As a vocal Yemini peace activist, Al Samawi was keenly aware of the danger in which he found himself in, indeed, this is explored in memoir style as he recounts how he overcame childhood loneliness arising from disability, heard in taunts such as “Mohammed the maimed” or his own creation of Ana hemar “I am a donkey,” to wanting to explore and learn about other cultures and religions in a more meaningful way. This, we find, is quite difficult in Yemen where there are strict parameters around religion in the predominately Muslim country. In writing The Fox Hunt Al Samawi offers us a glimpse into Yemen’s social and religious history and the complex ways in which different countries and factions have had their hand in creating and maintaining a “Yemini” identity.

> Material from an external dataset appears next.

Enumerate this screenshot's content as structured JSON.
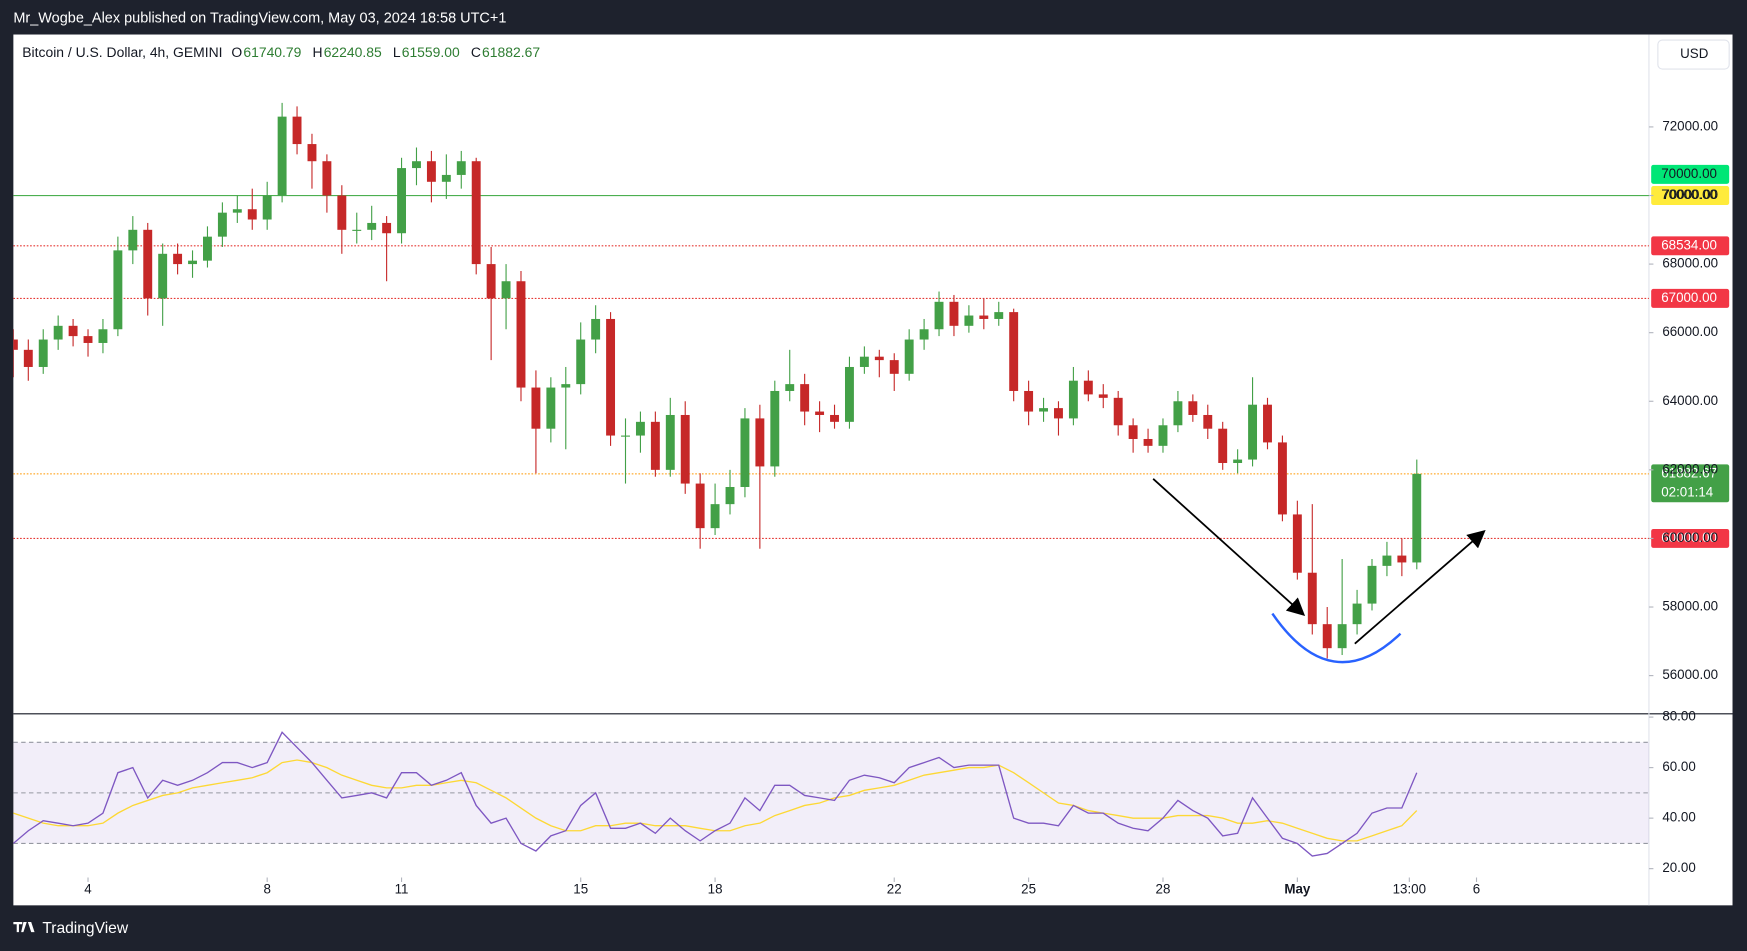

Coming from an influential family who are said to be able to trace their lineage back to the Prophet Mohammad, Al Samawi writes about the influence of Saudi Arabia on the educational curriculum and religious ideology. He writes, too, of primary school lessons denouncing Israel and the Jewish faith and the shooting of Palestinian child Muhammad al-Durrah during the second intifada that impressed upon other Yemini children the vulnerability of youth and, with the clarity that only retrospective consideration offers, the hatred that comes with indoctrination against everyone classed as ‘other’.
The author’s questioning of the status quo leads to a fascinating and intensely personal journey in which he starts to question everything that he has been taught, from anti-semitic rhetoric to how to deal with personal relationships – and forgoing potential love for an arranged marriage – to the big-ticket item of wanting to explore the various interfaith dialogues that he started to come across in his quest to educate himself about religions other than his own. It’s this exploration that makes Al Samawi so dangerous to the newly emerging Yemen backed by religious hardliners and extremists.
Al Samawi’s The Fox Hunt’s personable writing style easily draws the reader in to not only the authors personal life, but the lives of others who feature throughout the book. As friends and acquaintances pull together to try to save the life of one person who is trying to bridge a gap in progressing interfaith dialogue – we become keenly aware too of the impact one person can have and the change that one person can bring.